Os corpos dos cangaceiros só foram sepultados décadas depois. As cabeças permaneceram por anos expostas em Salvador, na Faculdade de Medicina da Bahia, como objetos de estudo antropológico e criminal. Em 1969, após pressão popular e ação de familiares, os restos mortais foram enfim enterrados no Cemitério Quinta dos Lázaros, encerrando um longo capítulo de exposição pública.

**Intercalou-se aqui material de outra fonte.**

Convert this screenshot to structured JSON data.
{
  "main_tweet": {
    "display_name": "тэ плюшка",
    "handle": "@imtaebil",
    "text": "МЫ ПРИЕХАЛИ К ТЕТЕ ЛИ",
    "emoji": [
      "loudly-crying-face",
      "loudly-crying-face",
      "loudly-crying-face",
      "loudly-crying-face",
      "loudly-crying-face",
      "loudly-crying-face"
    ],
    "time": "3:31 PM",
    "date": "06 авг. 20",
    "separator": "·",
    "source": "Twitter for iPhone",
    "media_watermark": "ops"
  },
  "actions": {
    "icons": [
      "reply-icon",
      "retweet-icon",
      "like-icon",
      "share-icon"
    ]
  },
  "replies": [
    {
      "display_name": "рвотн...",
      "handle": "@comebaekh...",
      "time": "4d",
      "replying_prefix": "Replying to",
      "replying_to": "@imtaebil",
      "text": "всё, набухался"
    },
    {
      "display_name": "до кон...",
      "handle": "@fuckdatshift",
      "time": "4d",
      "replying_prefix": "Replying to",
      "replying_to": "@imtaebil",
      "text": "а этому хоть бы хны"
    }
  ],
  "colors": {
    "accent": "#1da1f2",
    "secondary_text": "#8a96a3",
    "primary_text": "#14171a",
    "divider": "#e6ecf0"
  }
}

Fim de Lampião, fim do cangaço

A emboscada de Angico marcou o início do fim do cangaço. Após a morte de Lampião, muitos bandos se dispersaram ou foram eliminados. O último grande cangaceiro a ser morto foi Corisco, em 1940. Sem sua liderança carismática e estratégica, o movimento perdeu força e desapareceu como fenômeno social e político.

Curiosamente, Lampião mantinha contato com políticos influentes e recebia armamentos sofisticados, o que alimenta teorias de conivência e manipulação dos poderes da época. Há indícios de que sua atuação era tolerada em certas regiões enquanto fosse útil. A emboscada, nesse sentido, também pode ter servido a interesses políticos para eliminar uma figura que já não era mais conveniente.

O legado de Lampião permanece controverso: para uns, um criminoso brutal; para outros, um rebelde que enfrentou as elites e o abandono do sertão. Sua morte em Angico, em 1938, não selou apenas o fim de um homem, mas simbolizou a extinção de um Brasil profundo, rebelde e esquecido, que encontrou no cangaço sua forma de expressão mais radical.